There was only one problem: The numbers weren’t true. Parkland parents didn’t know that arrests had decreased because students were being given three free misdemeanors every year and principals were trained to refuse to cooperate with law enforcement. The district was further underreporting these already artificially depressed crime statistics to the state. The school district’s disciplinary practices became so lenient that only 39% of teachers now believe that if they were assaulted, the student would be suspended. (Only 9% expect expulsion, a more severe punishment.)
Parents didn’t know there was a student sitting next to their children in class, someone who was so dangerous that school employees had banned him from bringing a backpack to school. In fact, they frisked him every day for fear that he’d bring in a deadly weapon and use it. It was this student who — due in part to his clean record on paper — eventually did what they feared and took 17 lives in the deadliest high school shooting in American history.
The legacy of the Parkland school shooting is a bitter partisan debate over gun control, led by a handful of student activists. But several of the families of the victims became more intent on answering the question: What went wrong in the schools that enabled this to happen?
One of us traveled from Washington, D.C., to Parkland to look into that question, and happened to meet Andrew Pollack — who lost his daughter Meadow that tragic Valentine’s Day. The investigation has become a book, out this week: “Why Meadow Died: The People and Policies that Created the Parkland Shooter and Endanger America’s Students.”
The key takeaway for parents nationwide: The Parkland school shooting was the most avoidable mass murder in American history, and the policies that made it inevitable may have spread to your child’s school.
The tried-and-tested approach to school discipline and safety has been turned on its head by the new fad of restorative practices. School leaders across the country are systematically refusing to enforce rules and are sweeping disturbing behavior under the rug, and then patting themselves on the back for being on the cutting edge of reform in the name of social justice.
According to a national poll by the Thomas B. Fordham Institute, about 70% of teachers believe that their school’s discipline numbers have improved because of a higher tolerance for misbehavior. Almost half believe they’ve improved because of underreporting.
Michigan schools have long been known for their strict discipline, but politicians and policymakers have chipped away at it in recent years. A 2016 bill signed by then-Gov. Rick Snyder requires schools to default to restorative practices, and the Michigan Department of Education has targeted and pressured a dozen districts to change their approach. From 2016 to 2018, the statewide rate of student expulsions fell significantly, but it’s not clear how much can be attributed to improved behavior, as opposed to more lenient policies.

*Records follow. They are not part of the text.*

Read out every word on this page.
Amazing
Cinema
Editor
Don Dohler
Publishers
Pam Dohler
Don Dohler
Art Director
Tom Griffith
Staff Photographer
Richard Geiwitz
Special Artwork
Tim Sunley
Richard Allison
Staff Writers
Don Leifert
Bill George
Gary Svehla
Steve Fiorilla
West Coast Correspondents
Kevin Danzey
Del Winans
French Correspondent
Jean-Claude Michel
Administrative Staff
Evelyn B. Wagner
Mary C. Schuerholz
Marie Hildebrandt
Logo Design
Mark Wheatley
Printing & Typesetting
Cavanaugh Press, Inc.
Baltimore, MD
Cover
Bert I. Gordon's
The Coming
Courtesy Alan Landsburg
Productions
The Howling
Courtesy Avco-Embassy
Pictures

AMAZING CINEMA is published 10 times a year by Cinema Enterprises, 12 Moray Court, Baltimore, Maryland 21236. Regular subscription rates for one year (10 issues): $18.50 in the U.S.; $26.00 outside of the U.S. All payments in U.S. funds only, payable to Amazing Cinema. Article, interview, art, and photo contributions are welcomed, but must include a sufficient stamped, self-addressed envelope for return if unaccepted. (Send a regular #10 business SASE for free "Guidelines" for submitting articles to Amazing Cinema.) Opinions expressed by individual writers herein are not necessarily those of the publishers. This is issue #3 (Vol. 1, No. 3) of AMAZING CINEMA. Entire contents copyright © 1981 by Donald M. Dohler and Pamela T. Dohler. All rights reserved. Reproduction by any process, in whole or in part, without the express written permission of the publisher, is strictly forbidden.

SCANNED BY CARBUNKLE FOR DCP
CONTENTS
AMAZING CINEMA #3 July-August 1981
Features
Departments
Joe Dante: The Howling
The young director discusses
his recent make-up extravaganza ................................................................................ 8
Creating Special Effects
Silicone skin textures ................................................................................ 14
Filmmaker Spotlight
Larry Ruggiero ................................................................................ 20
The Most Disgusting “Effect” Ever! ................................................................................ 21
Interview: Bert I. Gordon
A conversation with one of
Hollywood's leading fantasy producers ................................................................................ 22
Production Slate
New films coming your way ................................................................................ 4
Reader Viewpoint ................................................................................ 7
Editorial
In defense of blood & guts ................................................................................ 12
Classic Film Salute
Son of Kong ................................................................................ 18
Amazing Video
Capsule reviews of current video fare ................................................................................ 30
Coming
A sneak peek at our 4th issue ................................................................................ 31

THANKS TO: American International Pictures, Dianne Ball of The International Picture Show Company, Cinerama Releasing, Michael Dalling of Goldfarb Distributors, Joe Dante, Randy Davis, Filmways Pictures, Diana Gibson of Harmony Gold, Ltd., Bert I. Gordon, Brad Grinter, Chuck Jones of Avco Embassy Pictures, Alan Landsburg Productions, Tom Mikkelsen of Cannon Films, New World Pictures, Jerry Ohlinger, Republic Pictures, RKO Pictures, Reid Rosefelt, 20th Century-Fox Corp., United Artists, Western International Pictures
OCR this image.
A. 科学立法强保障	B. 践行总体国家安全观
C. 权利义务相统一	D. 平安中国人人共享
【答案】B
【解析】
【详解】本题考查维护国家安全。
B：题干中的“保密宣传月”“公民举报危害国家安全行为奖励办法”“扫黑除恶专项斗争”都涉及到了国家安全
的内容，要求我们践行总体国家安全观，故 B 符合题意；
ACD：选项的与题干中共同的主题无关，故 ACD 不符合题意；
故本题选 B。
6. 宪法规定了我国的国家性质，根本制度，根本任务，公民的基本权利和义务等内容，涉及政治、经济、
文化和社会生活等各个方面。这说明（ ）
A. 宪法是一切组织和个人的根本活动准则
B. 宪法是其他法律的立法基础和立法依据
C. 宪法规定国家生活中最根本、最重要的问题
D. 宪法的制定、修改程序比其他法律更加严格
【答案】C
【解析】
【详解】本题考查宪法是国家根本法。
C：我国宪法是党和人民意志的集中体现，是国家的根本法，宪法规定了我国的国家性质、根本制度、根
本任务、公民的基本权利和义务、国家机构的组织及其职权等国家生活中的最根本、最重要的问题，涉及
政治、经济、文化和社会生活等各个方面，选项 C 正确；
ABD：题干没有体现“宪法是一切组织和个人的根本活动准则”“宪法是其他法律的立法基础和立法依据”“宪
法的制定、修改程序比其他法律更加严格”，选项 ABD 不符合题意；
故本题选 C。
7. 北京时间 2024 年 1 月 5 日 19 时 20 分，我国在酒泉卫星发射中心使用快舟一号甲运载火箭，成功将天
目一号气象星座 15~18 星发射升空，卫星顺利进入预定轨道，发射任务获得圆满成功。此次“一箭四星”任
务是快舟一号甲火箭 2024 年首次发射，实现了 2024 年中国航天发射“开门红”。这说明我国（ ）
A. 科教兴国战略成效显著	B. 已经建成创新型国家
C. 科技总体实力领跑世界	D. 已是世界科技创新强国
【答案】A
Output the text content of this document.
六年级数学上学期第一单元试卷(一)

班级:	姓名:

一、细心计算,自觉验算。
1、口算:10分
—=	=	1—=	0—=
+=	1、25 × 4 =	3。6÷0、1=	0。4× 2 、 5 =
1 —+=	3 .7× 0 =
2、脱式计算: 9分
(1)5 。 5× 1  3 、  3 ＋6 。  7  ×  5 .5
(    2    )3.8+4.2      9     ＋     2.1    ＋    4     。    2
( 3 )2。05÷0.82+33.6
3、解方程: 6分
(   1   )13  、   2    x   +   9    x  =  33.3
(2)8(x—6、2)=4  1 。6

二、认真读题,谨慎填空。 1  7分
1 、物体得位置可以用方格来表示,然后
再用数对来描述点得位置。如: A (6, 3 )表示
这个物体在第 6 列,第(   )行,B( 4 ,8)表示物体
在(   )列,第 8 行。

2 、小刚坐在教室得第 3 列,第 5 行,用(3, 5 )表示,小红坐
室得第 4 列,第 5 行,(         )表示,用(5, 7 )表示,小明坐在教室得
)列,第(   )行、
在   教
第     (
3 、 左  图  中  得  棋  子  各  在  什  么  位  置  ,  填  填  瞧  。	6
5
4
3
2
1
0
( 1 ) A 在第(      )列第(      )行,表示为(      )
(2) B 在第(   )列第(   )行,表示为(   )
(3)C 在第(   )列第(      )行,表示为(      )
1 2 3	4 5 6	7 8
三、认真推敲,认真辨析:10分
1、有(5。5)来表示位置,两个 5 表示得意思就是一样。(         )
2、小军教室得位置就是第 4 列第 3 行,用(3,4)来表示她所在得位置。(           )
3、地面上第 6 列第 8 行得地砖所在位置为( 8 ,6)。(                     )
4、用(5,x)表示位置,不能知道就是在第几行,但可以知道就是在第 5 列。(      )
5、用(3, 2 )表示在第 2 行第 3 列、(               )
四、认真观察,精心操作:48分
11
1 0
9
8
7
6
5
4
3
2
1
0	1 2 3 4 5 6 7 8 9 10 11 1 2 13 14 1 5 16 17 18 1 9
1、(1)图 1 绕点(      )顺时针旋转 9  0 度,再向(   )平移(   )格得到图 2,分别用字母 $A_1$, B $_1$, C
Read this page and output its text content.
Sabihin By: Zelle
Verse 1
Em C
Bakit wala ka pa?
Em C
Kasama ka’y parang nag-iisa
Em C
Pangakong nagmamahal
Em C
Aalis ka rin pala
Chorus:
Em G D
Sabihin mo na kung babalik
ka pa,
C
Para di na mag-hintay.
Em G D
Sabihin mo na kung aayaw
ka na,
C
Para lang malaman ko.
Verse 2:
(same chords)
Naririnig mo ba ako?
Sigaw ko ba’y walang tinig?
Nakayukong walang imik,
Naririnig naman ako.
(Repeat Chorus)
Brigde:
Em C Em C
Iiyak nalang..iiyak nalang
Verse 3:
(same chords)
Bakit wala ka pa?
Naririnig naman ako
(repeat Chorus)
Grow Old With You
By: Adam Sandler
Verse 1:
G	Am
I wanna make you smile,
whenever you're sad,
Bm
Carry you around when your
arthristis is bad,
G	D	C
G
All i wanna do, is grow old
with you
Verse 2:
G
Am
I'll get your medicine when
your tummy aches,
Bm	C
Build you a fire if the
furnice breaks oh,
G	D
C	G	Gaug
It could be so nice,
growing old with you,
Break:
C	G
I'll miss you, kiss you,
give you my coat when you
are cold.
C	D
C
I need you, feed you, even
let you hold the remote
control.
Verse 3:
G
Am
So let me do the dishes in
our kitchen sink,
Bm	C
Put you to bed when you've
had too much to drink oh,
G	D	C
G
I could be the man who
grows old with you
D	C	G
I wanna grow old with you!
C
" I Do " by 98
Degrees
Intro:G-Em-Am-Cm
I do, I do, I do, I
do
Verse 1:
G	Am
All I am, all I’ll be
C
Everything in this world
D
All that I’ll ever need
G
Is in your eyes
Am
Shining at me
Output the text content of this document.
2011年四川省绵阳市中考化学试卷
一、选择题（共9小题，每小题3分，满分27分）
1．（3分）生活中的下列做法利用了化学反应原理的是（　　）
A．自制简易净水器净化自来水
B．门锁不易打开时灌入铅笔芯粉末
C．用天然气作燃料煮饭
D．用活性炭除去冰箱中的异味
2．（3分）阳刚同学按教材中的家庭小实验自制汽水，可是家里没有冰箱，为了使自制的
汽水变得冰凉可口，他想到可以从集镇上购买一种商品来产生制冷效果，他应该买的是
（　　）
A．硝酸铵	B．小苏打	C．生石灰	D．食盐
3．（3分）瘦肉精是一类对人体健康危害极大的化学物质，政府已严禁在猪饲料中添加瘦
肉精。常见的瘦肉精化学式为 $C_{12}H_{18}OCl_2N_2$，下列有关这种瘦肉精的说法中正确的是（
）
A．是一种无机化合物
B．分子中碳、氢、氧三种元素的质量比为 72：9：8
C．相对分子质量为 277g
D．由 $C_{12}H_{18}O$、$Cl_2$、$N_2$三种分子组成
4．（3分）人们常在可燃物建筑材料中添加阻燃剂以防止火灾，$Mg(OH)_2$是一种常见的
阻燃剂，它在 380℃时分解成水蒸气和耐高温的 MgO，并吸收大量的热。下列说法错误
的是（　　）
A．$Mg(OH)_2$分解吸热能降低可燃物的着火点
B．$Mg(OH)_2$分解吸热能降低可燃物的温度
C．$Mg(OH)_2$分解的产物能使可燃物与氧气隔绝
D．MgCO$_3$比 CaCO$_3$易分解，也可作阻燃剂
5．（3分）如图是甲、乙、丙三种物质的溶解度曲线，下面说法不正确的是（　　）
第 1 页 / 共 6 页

Still, chances are none of this will lead to a school shooting. But school safety is about much more than avoiding gun deaths. It’s about minimizing disruption, disorder, bullying and violence. The typical Michigan school has a long way to go before it becomes as dangerous as those in Broward County, Florida. But parents must be on guard against a descent into schoolhouse chaos, where students can assault teachers and be placed back in class the next day.
Parents are by far the best advocates for school safety. When leniency policies take hold, teachers too often feel intimidated against speaking out, for fear of retaliation from principals or school district bureaucrats. Parents must step up, talk to teachers (off the record) and find out if the dangerous dynamics that these policies can engender are at work in their child’s school. If so, they must go to their school board and demand that teachers be supported and students be protected by rolling back restorative practices.
Andrew Pollack’s message to parents: “I had no idea what was actually happening in my daughter’s school. I can’t let any other parent in America honestly make that excuse.”
For their part, state lawmakers can protect teacher whistleblowers and make schools administer annual anonymous, open-ended surveys to let teachers speak directly to parents about safety problems — without fear of retaliation.
When it comes to schools, nothing matters more than what happens on the local level. Education bureaucrats are advancing policies that make students less safe, and congratulating themselves for it. The best way to guarantee students stay safe in school is for parents to be informed and involved.
The first step is to look behind the numbers and find out what’s truly happening in your child’s classroom.
Max Eden is co-author of "Why Meadow Died: The People and Policies that Created the Parkland Shooter and Endanger America’s Students." Ben DeGrow is director of education policy at the Mackinac Center for Public Policy.